Oh, and if it seems like I’m picking on films that were marketed as horror movies, I am, but not for the reason you think. I’m picking on them because for what I’m sure is a terrible reason: This is the most common source of falsely advertised movies. I could have just made this article about that and still had enough examples left over for a sequel.
Oh boy, this movie about two precocious children finding a magical kingdom in the forest looks really cool. It’s full of wonder and the joy of discovery and look at all those neat monsters like those giant rodents with hats and the army of little flying insect people. I hope the whole thing doesn’t turn out to be imaginary, and the little blonde girl doesn’t die tragically when her friend decides not to go into the woods with her one day.
To be fair, none of this is a surprise to anyone who read the book, since the movie follows the plot almost exactly. The problem is that the promotion for the movie referenced none of that, selling it as a “Chronicles of Narnia” style fantasy adventure movie. I sort of understand why the imaginary creatures are treated as real, since to children the protagonists’ age, the imaginary might as well be real. However, there wasn’t even a hint of the film’s darker themes.

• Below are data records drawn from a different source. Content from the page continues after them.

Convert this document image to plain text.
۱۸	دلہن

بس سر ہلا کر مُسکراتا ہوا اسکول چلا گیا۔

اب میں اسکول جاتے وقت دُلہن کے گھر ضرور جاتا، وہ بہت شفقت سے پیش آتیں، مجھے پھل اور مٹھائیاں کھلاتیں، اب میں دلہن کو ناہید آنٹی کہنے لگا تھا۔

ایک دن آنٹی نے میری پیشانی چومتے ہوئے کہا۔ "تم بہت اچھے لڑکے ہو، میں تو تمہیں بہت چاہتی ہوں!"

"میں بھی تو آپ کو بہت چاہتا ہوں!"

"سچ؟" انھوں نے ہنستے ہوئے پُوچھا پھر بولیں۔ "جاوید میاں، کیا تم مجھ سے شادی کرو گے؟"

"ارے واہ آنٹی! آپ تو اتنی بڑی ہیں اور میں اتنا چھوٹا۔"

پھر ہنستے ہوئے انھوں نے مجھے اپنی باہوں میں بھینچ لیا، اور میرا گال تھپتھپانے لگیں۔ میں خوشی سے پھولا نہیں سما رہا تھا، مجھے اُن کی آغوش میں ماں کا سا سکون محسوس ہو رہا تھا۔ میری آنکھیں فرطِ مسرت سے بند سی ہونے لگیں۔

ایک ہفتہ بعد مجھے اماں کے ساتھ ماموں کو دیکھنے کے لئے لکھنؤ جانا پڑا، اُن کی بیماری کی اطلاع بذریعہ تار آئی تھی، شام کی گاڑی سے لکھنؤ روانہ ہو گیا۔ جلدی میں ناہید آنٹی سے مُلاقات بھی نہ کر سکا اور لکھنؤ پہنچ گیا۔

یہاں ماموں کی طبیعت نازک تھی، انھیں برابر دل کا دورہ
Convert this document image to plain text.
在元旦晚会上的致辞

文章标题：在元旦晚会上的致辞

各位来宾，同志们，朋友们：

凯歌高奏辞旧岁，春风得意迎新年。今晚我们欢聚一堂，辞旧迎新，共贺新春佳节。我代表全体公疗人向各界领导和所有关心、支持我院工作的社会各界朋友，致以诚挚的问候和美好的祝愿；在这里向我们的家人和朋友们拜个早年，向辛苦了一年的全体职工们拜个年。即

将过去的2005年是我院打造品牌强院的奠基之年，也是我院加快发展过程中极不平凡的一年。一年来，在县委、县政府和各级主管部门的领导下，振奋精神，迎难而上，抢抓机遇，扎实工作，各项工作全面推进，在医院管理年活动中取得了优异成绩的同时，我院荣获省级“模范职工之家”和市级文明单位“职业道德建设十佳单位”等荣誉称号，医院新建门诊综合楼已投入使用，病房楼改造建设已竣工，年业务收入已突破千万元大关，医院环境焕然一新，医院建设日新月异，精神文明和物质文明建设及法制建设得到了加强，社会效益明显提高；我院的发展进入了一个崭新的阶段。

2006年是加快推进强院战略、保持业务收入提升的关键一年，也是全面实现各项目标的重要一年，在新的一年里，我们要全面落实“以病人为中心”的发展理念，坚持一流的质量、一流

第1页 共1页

That said, considering how loss of innocence is part of the point, you can’t really say the deceptive marketing was completely off message.
6-8. Honorable Mentions
These are a few special cases that don’t deserve quite as much grief as the others on this list, but sill warrant mentioning for one reason or another.
This isn’t so much a case of the trailers lying as the film trying to subvert its own genre. The trailer makes it clear that the fantasy battles are metaphors for what’s really going on, but the pretty girls in revealing outfits are the main draw. The point of the film is actually that giving the eye candy super powers is not the same thing as empowerment, but I doubt there’s a way to make that come across in the trailer.
This is only true in the UK, since according to this “Screen Rant” article, the Olaf- and Sven-centric teaser was the only promotion of any kind the film received in that country. I cannot even comprehend why this happened. What, did someone just forget to send UK distributors the full trailer?
This movie is entirely in Spanish, something the trailer goes out of the way to hide. I don’t have a problem with reading subtitles, but using none of the film’s actual dialogue and hiring an English-speaking narrator just seems dishonest. However, I’m tempted to give this one a pass, because I know there’s a depressingly large segment of the public who refuses to watch any movie not in English.
Again, I’m not saying that any of these are bad movies. A few of them are even genuine classics. It’s always frustrating when a movie is hurt by studio interference. What exactly is gained by lying about a film’s subject matter? It’s not like people aren’t going to find out what’s in it soon enough.